Merry Christmas!!! Christmas festivities have been going strong here at the Shannon household. All three (count ’em, THREE) trees are decorated, the living room is filled with nutcrackers and we have just about finished the Christmas cookies/desserts/heaven.
After a failed attempt at thin mints, I decided to make something new for dessert this year. Martha Anne has been raving about her chocolate pie, and after getting the recipe, I decided to Kathleen-ify it and add it to our 2014 line-up.
This fudge pie has a special ingredient, like Minny’s pie, from The Help. Unlike Minny’s pie, that special ingredient is just coconut sugar (much, MUCH better haha). While I don’t recommend adding it to every meal (it is, after all, still a sweetener), it is a little better than regular sugar and can be used as a direct substitute. First, it contains a higher level of nutrients – including zinc, calcium, iron and copper – and the B vitamin inositol (mood booster) and antioxidants. Second, it is lower on the glycemic index (35 versus 60-75 for regular sugar), and isn’t as likely to cause rapid spikes in blood sugar. Third, it contains 10% less fructose than regular sugar. Glucose is the primary sugar that is metabolized by all of the cells in our bodies and used for energy. Fructose is also a sugar, but it is metabolized through a different pathway (I won’t get into the biochemistry of it – we ain’t got time fo dat). The liver is the only organ that can metabolize fructose, which cannot be used as efficiently as glucose for energy. Diets too high in fructose cause the liver to convert excess fructose into fat, and can lead to liver damage and insulin resistance. No fun. (FYI Agave Nectar, another sweetener thought to be healthier than high fructose corn syrup, still contains 90% fructose (HFCS has 55%), so it still poses this problem).

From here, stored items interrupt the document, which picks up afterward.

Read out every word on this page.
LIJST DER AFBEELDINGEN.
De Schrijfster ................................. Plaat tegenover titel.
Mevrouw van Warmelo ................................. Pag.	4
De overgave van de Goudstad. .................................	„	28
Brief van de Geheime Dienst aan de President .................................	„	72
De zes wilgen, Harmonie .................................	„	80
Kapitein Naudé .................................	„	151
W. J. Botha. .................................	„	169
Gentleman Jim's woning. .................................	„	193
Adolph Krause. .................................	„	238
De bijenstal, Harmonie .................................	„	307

Now that I’ve given you all a nice little science lesson (Merry Christmas!) it’s time for me to dig in. I hope you all have a wonderful Christmas!
Hazelnut Fudge Pie
Makes a lot of servings
For the crust:
2 cups hazelnut flour
1/4 tsp sea salt
2 tbsp coconut oil, melted
For the filling:
1/2 cup coconut oil, melted
1 1/2 cups coconut sugar
3 1/2 tbsp cocoa
2/3 cup full-fat coconut milk
1 tsp vanilla
1. Blend the ingredients for the crust together in a food processor until they form a single piece.

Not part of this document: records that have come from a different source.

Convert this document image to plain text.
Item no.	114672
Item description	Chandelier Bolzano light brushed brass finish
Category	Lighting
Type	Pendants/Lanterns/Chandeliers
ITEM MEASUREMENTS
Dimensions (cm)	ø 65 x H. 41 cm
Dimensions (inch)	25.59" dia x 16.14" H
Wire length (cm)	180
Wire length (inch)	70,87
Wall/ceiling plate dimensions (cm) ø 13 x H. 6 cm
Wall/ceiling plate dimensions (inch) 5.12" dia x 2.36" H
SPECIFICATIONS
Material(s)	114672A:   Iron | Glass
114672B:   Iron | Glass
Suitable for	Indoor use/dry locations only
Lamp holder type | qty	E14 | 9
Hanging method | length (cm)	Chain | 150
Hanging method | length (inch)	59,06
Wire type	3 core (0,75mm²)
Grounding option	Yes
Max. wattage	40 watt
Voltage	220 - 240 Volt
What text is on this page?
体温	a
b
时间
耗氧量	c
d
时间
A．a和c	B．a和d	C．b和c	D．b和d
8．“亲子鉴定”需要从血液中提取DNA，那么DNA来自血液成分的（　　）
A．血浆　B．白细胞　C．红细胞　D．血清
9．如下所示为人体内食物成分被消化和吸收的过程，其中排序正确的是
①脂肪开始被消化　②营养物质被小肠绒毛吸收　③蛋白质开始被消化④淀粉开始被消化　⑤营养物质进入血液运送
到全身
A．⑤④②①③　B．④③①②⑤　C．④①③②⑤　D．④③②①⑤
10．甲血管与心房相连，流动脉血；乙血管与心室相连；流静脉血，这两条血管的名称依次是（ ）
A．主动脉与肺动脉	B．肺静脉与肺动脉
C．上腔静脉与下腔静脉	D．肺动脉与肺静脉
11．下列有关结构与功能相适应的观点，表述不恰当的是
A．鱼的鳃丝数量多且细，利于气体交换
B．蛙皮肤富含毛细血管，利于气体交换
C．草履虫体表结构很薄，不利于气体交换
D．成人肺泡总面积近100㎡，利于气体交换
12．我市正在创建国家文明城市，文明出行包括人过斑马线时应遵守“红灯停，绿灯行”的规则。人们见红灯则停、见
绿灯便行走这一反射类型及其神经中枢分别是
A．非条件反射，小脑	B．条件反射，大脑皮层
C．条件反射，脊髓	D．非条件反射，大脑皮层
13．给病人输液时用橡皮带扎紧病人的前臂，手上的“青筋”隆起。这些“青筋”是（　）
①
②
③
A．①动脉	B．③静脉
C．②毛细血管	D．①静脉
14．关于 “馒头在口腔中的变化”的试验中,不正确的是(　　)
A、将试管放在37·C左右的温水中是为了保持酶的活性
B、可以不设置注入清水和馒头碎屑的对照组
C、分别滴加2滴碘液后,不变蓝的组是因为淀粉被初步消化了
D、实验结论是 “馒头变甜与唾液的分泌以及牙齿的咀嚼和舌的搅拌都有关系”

2. Lightly grease a 9-inch pie pan with coconut oil, and press the pie dough into the pan.
3. Pulse the coconut oil, sugar and cocoa in the food processor until evenly mixed.
4. Add the eggs, coconut milk and vanilla and mix thoroughly.
5. Pour the filling into the pie crust and bake at 325 F for 45 minutes.
6. Top with coconut whipped cream and enjoy!